ArtVLM: Attribute Recognition Through Vision-Based Prefix Language Modeling
William Yicheng Zhu, Keren Ye, Junjie Ke, Jiahui Yu, Leonidas Guibas, Peyman Milanfar, Feng Yang
TL;DR
This work addresses zero-shot visual attribute recognition by identifying the limitations of contrastive image-text representations in modeling object–attribute dependencies. It introduces a framework that combines image-conditioned prefix language modeling with a generative retrieval approach, reframing attribute recognition as learning image–object–attribute conditional probabilities and using sentence templates to encode dependencies. The authors formalize several dependency structures, finetune via per-class bias and scale, and demonstrate superior zero-shot and finetuned performance on VAW and VGARank, including improved handling of long-tail attributes. The results suggest that distilling knowledge from a vision-language foundation through generative retrieval yields flexible, robust attribute reasoning with broad potential for downstream visual reasoning tasks, at the cost of higher inference complexity.
Abstract
Recognizing and disentangling visual attributes from objects is a foundation to many computer vision applications. While large vision language representations like CLIP had largely resolved the task of zero-shot object recognition, zero-shot visual attribute recognition remains a challenge because CLIP's contrastively-learned vision-language representation cannot effectively capture object-attribute dependencies. In this paper, we target this weakness and propose a sentence generation-based retrieval formulation for attribute recognition that is novel in 1) explicitly modeling a to-be-measured and retrieved object-attribute relation as a conditional probability graph, which converts the recognition problem into a dependency-sensitive language-modeling problem, and 2) applying a large pretrained Vision-Language Model (VLM) on this reformulation and naturally distilling its knowledge of image-object-attribute relations to use towards attribute recognition.
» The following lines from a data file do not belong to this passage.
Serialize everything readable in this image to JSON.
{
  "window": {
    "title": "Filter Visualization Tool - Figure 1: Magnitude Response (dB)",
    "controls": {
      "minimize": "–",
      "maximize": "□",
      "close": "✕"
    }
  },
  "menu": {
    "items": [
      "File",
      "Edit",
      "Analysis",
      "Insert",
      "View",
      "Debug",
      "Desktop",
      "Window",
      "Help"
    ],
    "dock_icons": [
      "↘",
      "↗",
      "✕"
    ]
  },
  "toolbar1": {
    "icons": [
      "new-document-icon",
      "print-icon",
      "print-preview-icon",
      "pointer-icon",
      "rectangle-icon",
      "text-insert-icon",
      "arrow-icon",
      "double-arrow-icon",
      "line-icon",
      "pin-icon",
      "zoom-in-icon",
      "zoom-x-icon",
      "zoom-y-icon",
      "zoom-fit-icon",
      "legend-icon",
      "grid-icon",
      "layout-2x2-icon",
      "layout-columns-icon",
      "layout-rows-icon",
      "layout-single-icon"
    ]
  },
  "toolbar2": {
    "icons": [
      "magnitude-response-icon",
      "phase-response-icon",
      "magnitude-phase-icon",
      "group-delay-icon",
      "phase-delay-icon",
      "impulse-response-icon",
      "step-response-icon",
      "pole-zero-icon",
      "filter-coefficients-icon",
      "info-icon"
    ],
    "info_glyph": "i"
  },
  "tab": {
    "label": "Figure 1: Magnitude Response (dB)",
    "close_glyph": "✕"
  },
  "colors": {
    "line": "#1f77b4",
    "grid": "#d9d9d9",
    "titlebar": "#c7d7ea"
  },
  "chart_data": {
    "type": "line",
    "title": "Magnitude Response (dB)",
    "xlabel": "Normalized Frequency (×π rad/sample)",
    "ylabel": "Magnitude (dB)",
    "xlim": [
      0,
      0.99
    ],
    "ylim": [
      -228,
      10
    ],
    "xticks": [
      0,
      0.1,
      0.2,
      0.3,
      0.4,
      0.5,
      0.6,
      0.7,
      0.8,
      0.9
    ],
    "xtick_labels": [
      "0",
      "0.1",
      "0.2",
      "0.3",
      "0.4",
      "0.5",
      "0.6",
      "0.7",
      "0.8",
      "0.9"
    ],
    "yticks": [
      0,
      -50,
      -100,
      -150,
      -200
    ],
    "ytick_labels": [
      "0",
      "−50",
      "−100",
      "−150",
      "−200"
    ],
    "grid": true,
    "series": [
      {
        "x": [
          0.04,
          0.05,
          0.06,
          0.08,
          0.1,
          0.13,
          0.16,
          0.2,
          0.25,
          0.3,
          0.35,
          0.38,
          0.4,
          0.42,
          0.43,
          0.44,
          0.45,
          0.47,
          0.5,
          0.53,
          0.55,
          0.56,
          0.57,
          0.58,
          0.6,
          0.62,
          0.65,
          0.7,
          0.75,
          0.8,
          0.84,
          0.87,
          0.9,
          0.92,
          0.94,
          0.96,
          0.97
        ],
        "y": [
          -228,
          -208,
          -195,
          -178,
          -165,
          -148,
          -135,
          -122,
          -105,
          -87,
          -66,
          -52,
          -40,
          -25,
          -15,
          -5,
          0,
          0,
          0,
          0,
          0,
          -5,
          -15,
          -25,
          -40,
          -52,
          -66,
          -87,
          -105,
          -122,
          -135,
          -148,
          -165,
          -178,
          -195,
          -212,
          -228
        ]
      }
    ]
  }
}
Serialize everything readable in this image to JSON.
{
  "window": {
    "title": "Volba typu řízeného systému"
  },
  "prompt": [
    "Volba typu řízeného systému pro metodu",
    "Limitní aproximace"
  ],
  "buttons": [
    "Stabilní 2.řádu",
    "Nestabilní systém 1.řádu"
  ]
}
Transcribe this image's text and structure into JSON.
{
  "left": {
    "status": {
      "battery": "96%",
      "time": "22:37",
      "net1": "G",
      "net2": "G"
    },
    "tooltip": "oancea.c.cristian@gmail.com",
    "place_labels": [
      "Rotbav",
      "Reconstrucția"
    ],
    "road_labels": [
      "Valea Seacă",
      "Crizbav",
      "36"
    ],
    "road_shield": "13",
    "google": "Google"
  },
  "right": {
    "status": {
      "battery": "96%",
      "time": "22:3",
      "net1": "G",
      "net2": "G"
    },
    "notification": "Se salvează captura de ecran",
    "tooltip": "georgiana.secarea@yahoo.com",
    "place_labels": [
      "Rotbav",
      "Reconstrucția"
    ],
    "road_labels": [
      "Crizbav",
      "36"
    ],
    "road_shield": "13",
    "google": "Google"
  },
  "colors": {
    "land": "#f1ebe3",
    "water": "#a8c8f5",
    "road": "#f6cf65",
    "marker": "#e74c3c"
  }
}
Specifically, for each attribute to be recognized on an image, we measure the visual-conditioned probability of generating a short sentence encoding the attribute's relation to objects on the image. Unlike contrastive retrieval, which measures likelihood by globally aligning elements of the sentence to the image, generative retrieval is sensitive to the order and dependency of objects and attributes in the sentence. We demonstrate through experiments that generative retrieval consistently outperforms contrastive retrieval on two visual reasoning datasets, Visual Attribute in the Wild (VAW), and our newly-proposed Visual Genome Attribute Ranking (VGARank).